-
Notifications
You must be signed in to change notification settings - Fork 8
Adding WebScrappers
WebScrap can search for configureds webs, detect new files to downloads, check validity (max file size, non existent and string exclude) and add to downloads.
Webs can be configured in config.ws.php and used in MENU->PASTE LINKS and MENU->SCRAPPERWEB.
When links are sended are checked by type and added (elinks and magnets), or checked for know urls in scrappers and sended to try to extract download.
Search for downloads in selected scrapper and try to extract download url by type (elinks, magnets, torrents and dd).
Example for examplesite.biz where:
- Its UTF-8
- Magnets downloads
- Checking duplicates
- Checking max file size (extracted from page)
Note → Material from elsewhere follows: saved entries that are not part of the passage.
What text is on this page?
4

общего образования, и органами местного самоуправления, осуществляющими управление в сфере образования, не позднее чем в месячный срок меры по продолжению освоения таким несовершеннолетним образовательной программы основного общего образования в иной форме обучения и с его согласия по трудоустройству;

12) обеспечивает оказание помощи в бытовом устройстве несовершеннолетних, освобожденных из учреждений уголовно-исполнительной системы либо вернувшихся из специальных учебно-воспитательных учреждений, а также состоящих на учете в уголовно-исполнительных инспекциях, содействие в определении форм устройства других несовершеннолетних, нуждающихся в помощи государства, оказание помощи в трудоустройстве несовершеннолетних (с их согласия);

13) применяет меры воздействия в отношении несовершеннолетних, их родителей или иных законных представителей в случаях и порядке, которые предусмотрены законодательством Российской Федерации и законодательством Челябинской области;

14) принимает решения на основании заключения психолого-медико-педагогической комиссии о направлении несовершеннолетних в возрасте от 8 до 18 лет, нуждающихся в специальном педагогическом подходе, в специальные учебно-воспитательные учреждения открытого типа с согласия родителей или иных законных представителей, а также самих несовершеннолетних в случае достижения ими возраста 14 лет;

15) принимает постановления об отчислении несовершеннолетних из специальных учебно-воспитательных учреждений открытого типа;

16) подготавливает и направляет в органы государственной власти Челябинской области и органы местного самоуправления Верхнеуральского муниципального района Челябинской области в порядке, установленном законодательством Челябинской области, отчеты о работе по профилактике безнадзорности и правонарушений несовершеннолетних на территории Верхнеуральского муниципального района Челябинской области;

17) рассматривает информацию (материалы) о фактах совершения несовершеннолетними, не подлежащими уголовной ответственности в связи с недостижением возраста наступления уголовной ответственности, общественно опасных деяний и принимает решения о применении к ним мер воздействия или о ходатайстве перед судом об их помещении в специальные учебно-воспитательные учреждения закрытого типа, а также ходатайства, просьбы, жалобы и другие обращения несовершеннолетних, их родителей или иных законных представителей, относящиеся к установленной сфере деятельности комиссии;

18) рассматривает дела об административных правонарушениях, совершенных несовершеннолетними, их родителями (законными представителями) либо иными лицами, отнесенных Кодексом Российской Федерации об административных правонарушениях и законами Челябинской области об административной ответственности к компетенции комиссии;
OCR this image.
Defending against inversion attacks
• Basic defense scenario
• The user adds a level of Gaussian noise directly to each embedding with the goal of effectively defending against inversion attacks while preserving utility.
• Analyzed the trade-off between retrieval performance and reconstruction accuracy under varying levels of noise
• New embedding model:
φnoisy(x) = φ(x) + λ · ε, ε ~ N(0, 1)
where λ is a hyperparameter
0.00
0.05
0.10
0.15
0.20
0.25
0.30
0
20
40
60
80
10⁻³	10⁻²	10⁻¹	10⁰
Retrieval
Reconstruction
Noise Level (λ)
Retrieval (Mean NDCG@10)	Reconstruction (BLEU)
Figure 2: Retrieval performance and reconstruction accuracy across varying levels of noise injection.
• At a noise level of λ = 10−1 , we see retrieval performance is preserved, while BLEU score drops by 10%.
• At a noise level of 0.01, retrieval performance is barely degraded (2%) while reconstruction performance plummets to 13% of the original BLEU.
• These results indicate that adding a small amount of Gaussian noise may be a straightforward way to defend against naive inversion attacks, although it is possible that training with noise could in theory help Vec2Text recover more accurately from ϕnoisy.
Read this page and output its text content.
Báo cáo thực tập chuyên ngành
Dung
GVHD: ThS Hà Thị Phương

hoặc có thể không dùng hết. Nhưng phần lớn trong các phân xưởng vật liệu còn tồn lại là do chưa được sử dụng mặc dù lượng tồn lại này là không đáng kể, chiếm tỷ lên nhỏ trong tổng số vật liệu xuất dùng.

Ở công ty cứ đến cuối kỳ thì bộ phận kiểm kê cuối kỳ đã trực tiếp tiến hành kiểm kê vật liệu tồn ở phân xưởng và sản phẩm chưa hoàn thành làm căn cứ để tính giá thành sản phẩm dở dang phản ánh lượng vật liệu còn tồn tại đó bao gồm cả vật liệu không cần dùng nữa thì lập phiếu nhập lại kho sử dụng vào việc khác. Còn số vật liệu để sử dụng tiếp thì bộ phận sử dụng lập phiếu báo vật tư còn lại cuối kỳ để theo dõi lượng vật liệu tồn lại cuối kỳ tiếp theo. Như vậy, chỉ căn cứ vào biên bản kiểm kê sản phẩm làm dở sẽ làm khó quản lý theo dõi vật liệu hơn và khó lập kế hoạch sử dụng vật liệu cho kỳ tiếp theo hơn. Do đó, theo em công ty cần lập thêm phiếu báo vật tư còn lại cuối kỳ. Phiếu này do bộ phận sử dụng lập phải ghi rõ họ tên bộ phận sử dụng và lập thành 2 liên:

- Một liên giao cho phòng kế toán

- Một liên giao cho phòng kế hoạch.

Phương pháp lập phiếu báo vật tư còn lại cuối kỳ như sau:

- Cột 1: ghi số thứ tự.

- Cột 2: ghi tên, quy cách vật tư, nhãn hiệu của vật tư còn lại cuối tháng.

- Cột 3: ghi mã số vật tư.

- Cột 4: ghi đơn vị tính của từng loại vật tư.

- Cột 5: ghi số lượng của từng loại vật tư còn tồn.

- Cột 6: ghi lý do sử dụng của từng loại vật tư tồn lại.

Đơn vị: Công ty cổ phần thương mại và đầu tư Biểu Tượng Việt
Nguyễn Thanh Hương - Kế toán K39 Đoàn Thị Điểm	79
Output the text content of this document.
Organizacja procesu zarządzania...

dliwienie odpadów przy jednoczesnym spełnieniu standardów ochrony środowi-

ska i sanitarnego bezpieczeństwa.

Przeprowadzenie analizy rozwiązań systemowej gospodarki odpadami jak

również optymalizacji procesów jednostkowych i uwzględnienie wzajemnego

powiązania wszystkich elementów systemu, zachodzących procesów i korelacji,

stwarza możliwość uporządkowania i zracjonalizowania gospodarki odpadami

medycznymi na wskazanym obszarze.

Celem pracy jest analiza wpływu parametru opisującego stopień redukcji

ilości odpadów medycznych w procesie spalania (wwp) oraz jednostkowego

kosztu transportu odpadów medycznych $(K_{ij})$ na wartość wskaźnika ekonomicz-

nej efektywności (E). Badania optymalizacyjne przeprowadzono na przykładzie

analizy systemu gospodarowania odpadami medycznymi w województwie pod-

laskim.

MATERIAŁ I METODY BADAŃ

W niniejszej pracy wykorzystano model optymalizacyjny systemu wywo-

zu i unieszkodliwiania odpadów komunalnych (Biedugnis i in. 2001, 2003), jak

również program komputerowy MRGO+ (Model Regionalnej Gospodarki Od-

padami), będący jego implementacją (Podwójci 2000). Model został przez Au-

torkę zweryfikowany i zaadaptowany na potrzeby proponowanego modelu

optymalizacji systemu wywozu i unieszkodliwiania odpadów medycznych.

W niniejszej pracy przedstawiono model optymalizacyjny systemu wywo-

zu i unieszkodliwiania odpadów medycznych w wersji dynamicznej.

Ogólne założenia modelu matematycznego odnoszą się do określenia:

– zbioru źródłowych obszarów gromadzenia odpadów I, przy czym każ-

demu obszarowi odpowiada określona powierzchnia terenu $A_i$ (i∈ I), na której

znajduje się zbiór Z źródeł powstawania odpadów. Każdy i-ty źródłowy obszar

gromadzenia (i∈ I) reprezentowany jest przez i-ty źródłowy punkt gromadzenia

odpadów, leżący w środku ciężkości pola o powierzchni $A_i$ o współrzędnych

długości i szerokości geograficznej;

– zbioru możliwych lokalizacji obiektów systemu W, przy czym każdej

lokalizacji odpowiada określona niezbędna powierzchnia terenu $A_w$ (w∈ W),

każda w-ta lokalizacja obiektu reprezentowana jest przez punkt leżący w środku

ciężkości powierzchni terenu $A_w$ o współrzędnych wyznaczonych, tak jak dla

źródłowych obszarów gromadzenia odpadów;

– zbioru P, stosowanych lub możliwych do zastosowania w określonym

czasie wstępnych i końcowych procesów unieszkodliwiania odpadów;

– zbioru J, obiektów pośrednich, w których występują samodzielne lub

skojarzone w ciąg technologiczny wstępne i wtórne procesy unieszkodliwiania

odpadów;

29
- Movies url: examplesite.biz/movie/*
- Series url: examplesite.biz/serie/*
- Season url: examplesite.biz/* /season/*
- Episode url: examplesite.biz/* /episode/*
//Example web site for magnet
'examplesite' => array(
//Type: torrent|amule|magnets
'type' => 'magnets',
//Title: domain.com
'title' => 'examplesite.biz',
//Pass needed to get torrent/amule, from base page search, 1 pass if torrent/amule in next, 2 if hava second page to link, ...
'passnumber' => 3,
//HTML Code Format: UTF-8, ANSI, ...
'htmlformat' => 'UTF-8',
//Check Duplicates: search if file media title exist and cancel download
'duplicatescheck' => TRUE,
//Title Clean, remove strings from title for duplicates scan
'titleclean' => array(
':',
'1080',
'720',
'1080p',
'720p',
'..',
'...',
),
//Search Data In Web
'searchdata' => array(
//Web URL to search: 'http://examplesite.biz/?s='
'urlsearch' => 'https://www.examplesite.biz/?s=',
//Web URL to baselist: 'examplesite.com/?q='
'urlbase' => 'https://www.examplesite.biz/',
//URL Append to links: add to links for incomplete URLs: domain.com/
'linksappend' => 'https://www.examplesite.biz',
//html object have links: a or function
'linksobject' => 'a',
//alternative mode to get title
'linkstitle' => array( 'mode', param1, param2, ... ),
//Modes
'linkstitle' => array( 'inhtml', (-/+)sizetosearch, pre-text, posttext ),
'linkstitle' => array( 'inurl', pre-text, posttext )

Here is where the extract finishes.